A interpretação que Noel deu a Com que roupa foi uma mudança radical na história da música popular. Até então, só se sobressaiam cantores com vozerão, o chamado “dó de peito” – como o de Bahiano, que interpretou o primeiro samba gravado, Pelo Telefone. Noel pegou o gingado do ritmo e transportou para a sua voz, quase que falando em alguns trechos da música. A mesma roupagem ele deu a Gago apaixonado, sátira a um jovem enamorado que ficou gago devido a falsidade da amada. O jeito de cantar, sem esticar notas e sílabas, abriu caminho para intérpretes consagrados, como Nora Ney, que praticamente falava, João Gilberto e Nara Leão.

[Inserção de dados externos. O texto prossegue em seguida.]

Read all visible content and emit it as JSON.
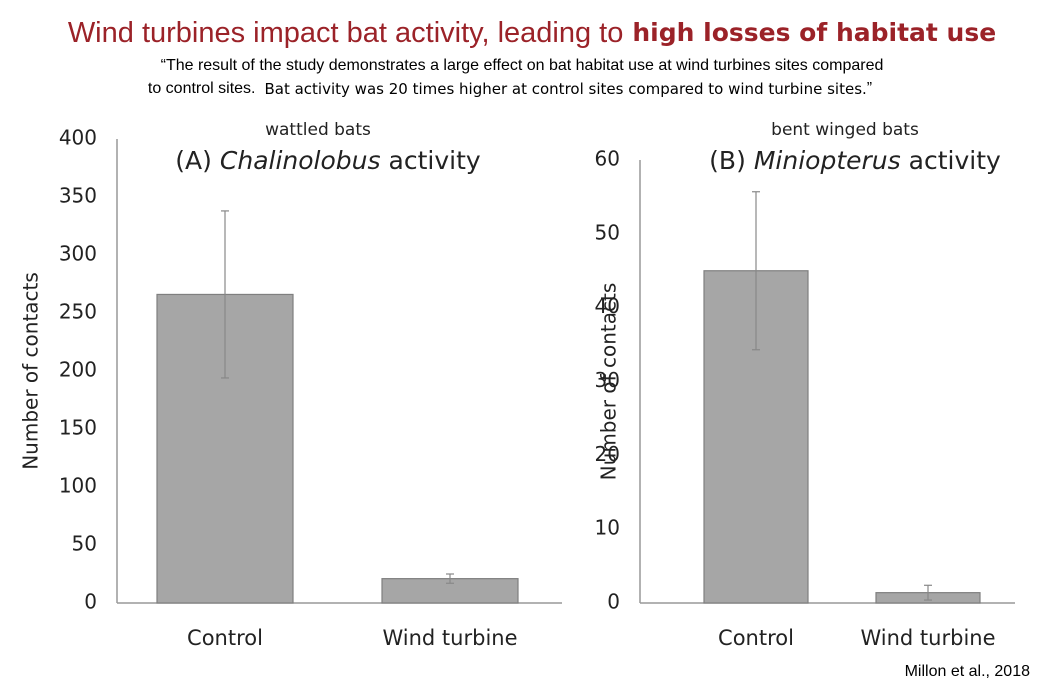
{
  "header": {
    "title": "Wind turbines impact bat activity, leading to",
    "title_bold": "high losses of habitat use",
    "quote_line1": "“The result of the study demonstrates a large effect on bat habitat use at wind turbines sites compared",
    "quote_line2": "to control sites.",
    "quote_bold": "Bat activity was 20 times higher at control sites compared to wind turbine sites.",
    "quote_close": "”"
  },
  "chart_data": [
    {
      "type": "bar",
      "subtitle": "wattled bats",
      "title_parts": [
        "(A)",
        "Chalinolobus",
        "activity"
      ],
      "ylabel": "Number of contacts",
      "categories": [
        "Control",
        "Wind turbine"
      ],
      "values": [
        266,
        21
      ],
      "errors": [
        72,
        4
      ],
      "color": "#a6a6a6",
      "ylim": [
        0,
        400
      ],
      "yticks": [
        0,
        50,
        100,
        150,
        200,
        250,
        300,
        350,
        400
      ]
    },
    {
      "type": "bar",
      "subtitle": "bent winged bats",
      "title_parts": [
        "(B)",
        "Miniopterus",
        "activity"
      ],
      "ylabel": "Number of contacts",
      "categories": [
        "Control",
        "Wind turbine"
      ],
      "values": [
        45,
        1.4
      ],
      "errors": [
        10.7,
        1
      ],
      "color": "#a6a6a6",
      "ylim": [
        0,
        60
      ],
      "yticks": [
        0,
        10,
        20,
        30,
        40,
        50,
        60
      ]
    }
  ],
  "source": "Millon et al., 2018"
}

A passagem de Noel pelas bandas terráqueas é recheada de histórias pitorescas. Uma delas envolve a covardia do poeta, bom no samba e ruim de briga. O compositor teve a cabrocha que flertava roubada por um marinheiro musculoso. Em apuros, Noel bateu à porta de Heitor dos Prazeres, de conhecida habilidade na capoeira. Chegando ao bar onde o marinheiro estava, o amigo bom de pernada chegou colocando banca e sua fama passou de boca em boca em instantes. O marinheiro, amendrontado, foi-se embora e deixou a cabrocha. “Os dois ficaram tomando vermute com amendoim e acabaram mandando a mulher embora para beberem sossegados”, conta o filho Heitorzinho dos Prazeres. A noite terminou com Noel dando palpites na última estrofe de uma letra que Heitor estava arredondando. Resultado: Pierrô Apaixonado, estrondoso sucesso do carnaval de 1936, no qual Noel o compositor da Vila consta como parceiro.
O fim da trajetória de Noel foi cravado em 1937, aos 26 anos. A saúde não resistiu aos incontáveis cigarros e garrafas de cerveja, consumidos mesmo quando o compositor já estava com a tuberculose em estágio avançado.
“Adeus cantor da seresta/Que tinhas sempre a alma em festa/Ainda quando sofrias...”.